Ngozi Okonjo-Iweala for World Bank President!
Barrie McKenna of the Globe and Mail has a tantalizing and wonderful suggestion today:
The British media is already floating Tony Blair as a possible successor. The British Prime Minister, who is due to meet Mr. Bush at the White House today, announced last week that he's stepping down after a decade in power.
Some World Bank critics want a more radical leadership change, proposing candidates such as South African Finance Minister Trevor Manuel and Nigeria's former finance minister, Ngozi Okonjo-Iweala.
In September 2005, I gave Okonjo-Iweala Euromoney's Finance Minister of the Year award as the best finance minister in the world. It was an award for which she was more than qualified, and her departure from Nigerian government was a major setback for that country.
Okonjo-Iweala knows the World Bank inside out and backwards, having spent most of her career there; she's hard-headed yet also very good at building consensus. She's incredibly smart, very hard-working, and has first-hand knowledge of the problems of running a developing nation's finances. Most importantly, as an African, albeit one who's spent most of her life in the US, her appointment would be a concrete sign that the Bank exists for the benefit of the world's poorest nations, and is not seen by the White House as being an instrument of US foreign policy.
Notes worldbankpresident.org:
I doubt any of the American names mentioned as possible replacements to Wolfowitz can match someone like Ngozi's experience and record on the key issues of aid to Africa, Anti-Corruption, and the credibility needed to raise the IDA funds.

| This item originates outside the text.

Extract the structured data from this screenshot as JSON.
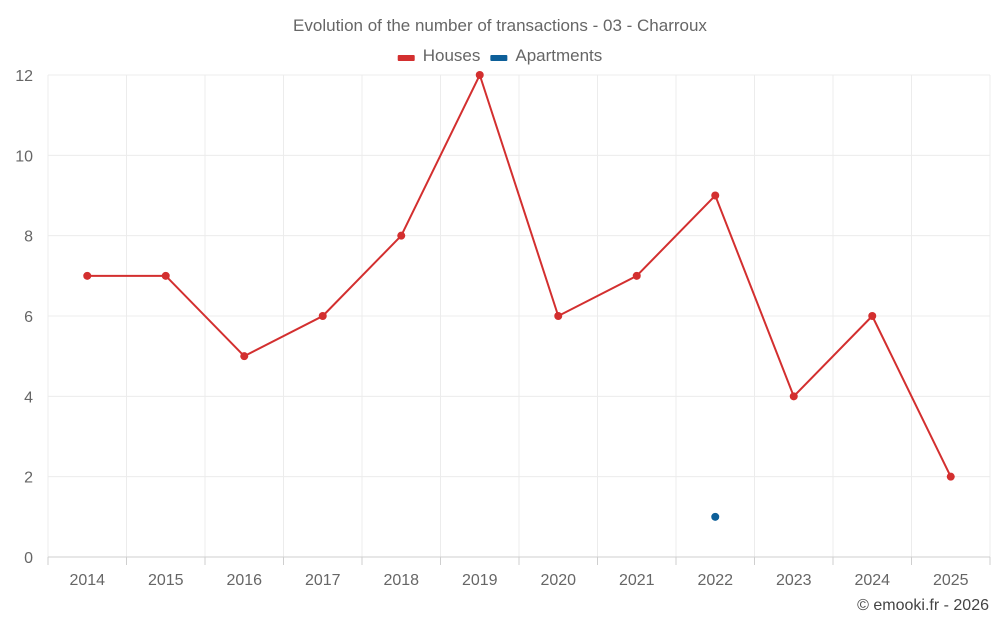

Her experience, both as a secretary to the board of executive directors and as a long time bank career member that rose through the ranks to the level of VP, also put her way ahead on both the question of building trust with the staff of the bank and also rebuilding the relationship with the board of directors.

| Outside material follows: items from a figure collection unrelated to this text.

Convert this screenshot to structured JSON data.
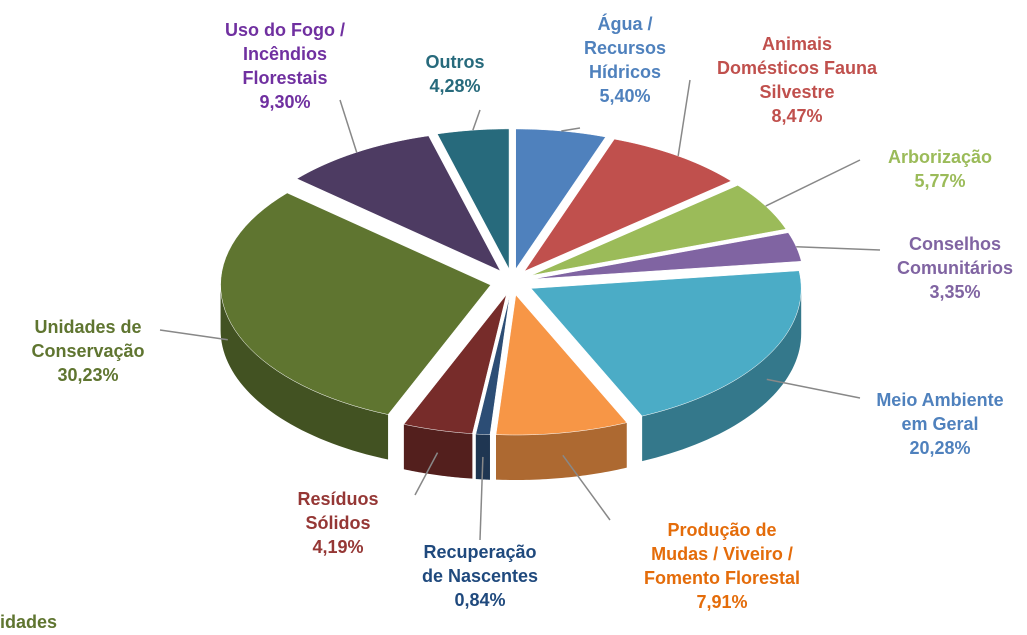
{
  "chart_data": {
    "type": "pie",
    "categories": [
      "Água /\nRecursos\nHídricos",
      "Animais\nDomésticos Fauna\nSilvestre",
      "Arborização",
      "Conselhos\nComunitários",
      "Meio Ambiente\nem Geral",
      "Produção de\nMudas / Viveiro /\nFomento Florestal",
      "Recuperação\nde Nascentes",
      "Resíduos\nSólidos",
      "Unidades de\nConservação",
      "Uso do Fogo /\nIncêndios\nFlorestais",
      "Outros"
    ],
    "values": [
      5.4,
      8.47,
      5.77,
      3.35,
      20.28,
      7.91,
      0.84,
      4.19,
      30.23,
      9.3,
      4.28
    ],
    "value_labels": [
      "5,40%",
      "8,47%",
      "5,77%",
      "3,35%",
      "20,28%",
      "7,91%",
      "0,84%",
      "4,19%",
      "30,23%",
      "9,30%",
      "4,28%"
    ],
    "colors": [
      "#4f81bd",
      "#c0504d",
      "#9bbb59",
      "#8064a2",
      "#4bacc6",
      "#f79646",
      "#2c4d75",
      "#772c2a",
      "#5f7530",
      "#4d3b62",
      "#276a7c"
    ],
    "label_colors": [
      "#4f81bd",
      "#c0504d",
      "#9bbb59",
      "#8064a2",
      "#4f81bd",
      "#e46c0a",
      "#1f497d",
      "#953735",
      "#5f7530",
      "#7030a0",
      "#276a7c"
    ],
    "legend_fragment": "idades"
  }
}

The only questions about her chances have to do with whether the President of the US , who has the power to do this, is smart enough to name the first woman, the first African, and the first non-American as the head of the World Bank.
Ngozi would be better suited for the job than any American, Bill Clinton included. She's certainly better qualified than Hank Paulson, who seems to be cropping up as another possible World Bank president. He knows how to run a big organization, and he has solid environmental credentials, but his development experience is slim, and in any case it's long since time that someone other than an American gets the gig.
I doubt that Bush has the vision to nominate Ngozi. But it would be a wonderful day if he did.